Souvent le mot nouveau ou l’expression nouvelle paraissent plus valorisants. Oubliant qu’il n’y a pas de sot métier, de sottes gens croient bon de renommer certaines professions. Vous l’avez tous remarqué, le « balayeur des rues » est devenu « technicien de surface » puis « employé municipal ». Comme si fabriquer ou vendre était moins noble que conseiller, les enseignes annoncent « coiffeur visagiste », « opticien conseil », « fleuriste conseil »… Conséquence, les conseillers ont voulu se démarquer et, franglais oblige, se sont renommés « consultants ».
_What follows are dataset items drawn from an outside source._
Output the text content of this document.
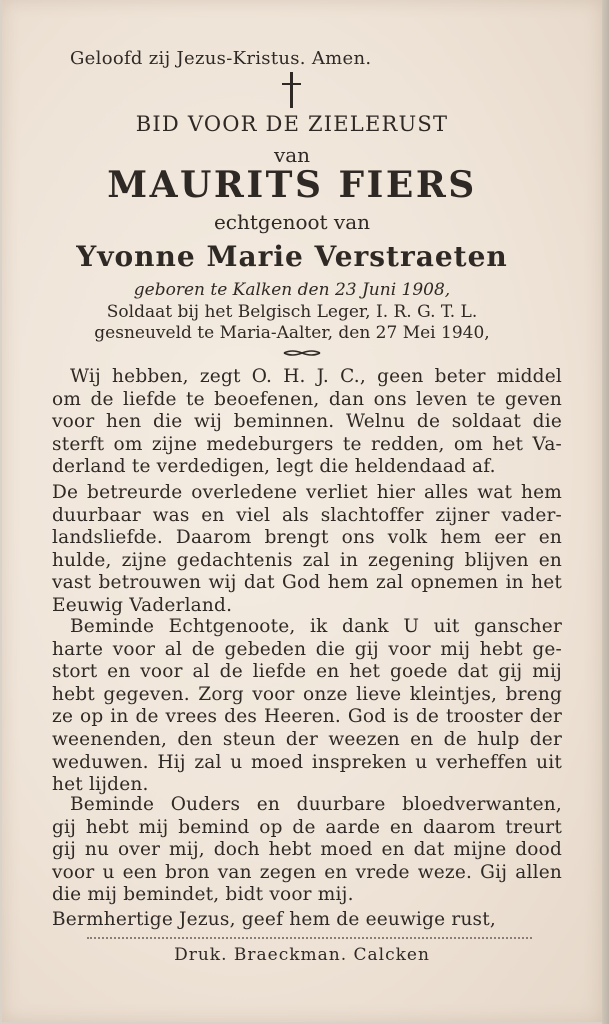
Geloofd zij Jezus-Kristus. Amen.
BID VOOR DE ZIELERUST
van
MAURITS FIERS
echtgenoot van
Yvonne Marie Verstraeten
geboren te Kalken den 23 Juni 1908,
Soldaat bij het Belgisch Leger, I. R. G. T. L.
gesneuveld te Maria-Aalter, den 27 Mei 1940,
Wij hebben, zegt O. H. J. C., geen beter middel
om de liefde te beoefenen, dan ons leven te geven
voor hen die wij beminnen. Welnu de soldaat die
sterft om zijne medeburgers te redden, om het Va-
derland te verdedigen, legt die heldendaad af.
De betreurde overledene verliet hier alles wat hem
duurbaar was en viel als slachtoffer zijner vader-
landsliefde. Daarom brengt ons volk hem eer en
hulde, zijne gedachtenis zal in zegening blijven en
vast betrouwen wij dat God hem zal opnemen in het
Eeuwig Vaderland.
Beminde Echtgenoote, ik dank U uit ganscher
harte voor al de gebeden die gij voor mij hebt ge-
stort en voor al de liefde en het goede dat gij mij
hebt gegeven. Zorg voor onze lieve kleintjes, breng
ze op in de vrees des Heeren. God is de trooster der
weenenden, den steun der weezen en de hulp der
weduwen. Hij zal u moed inspreken u verheffen uit
het lijden.
Beminde Ouders en duurbare bloedverwanten,
gij hebt mij bemind op de aarde en daarom treurt
gij nu over mij, doch hebt moed en dat mijne dood
voor u een bron van zegen en vrede weze. Gij allen
die mij bemindet, bidt voor mij.
Bermhertige Jezus, geef hem de eeuwige rust,
Druk. Braeckman. Calcken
Depuis que les médias ont acquis l’importance qu’ils ont maintenant, l’évolution naturelle et spontanée du vocabulaire a, dans une certaine mesure, cessé de l’être. Le souci d’égalité qui gomme toutes les différences, du moins dans le vocabulaire, a fait du « nain » une « personne de petite taille » puis « verticalement différente ». L’ « aveugle » est devenu « non voyant », le « sourd » « malentendant ». On n’est plus « infirme » mais « handicapé » et, depuis peu, « en état de handicap ». Même évolution pour le « mongolien », appelé plus justement « trisomique » mais dernièrement « porteur d’une trisomie 21 ». Et bientôt c’est le genre qu’il faudra gommer dans les paroles et les écrits !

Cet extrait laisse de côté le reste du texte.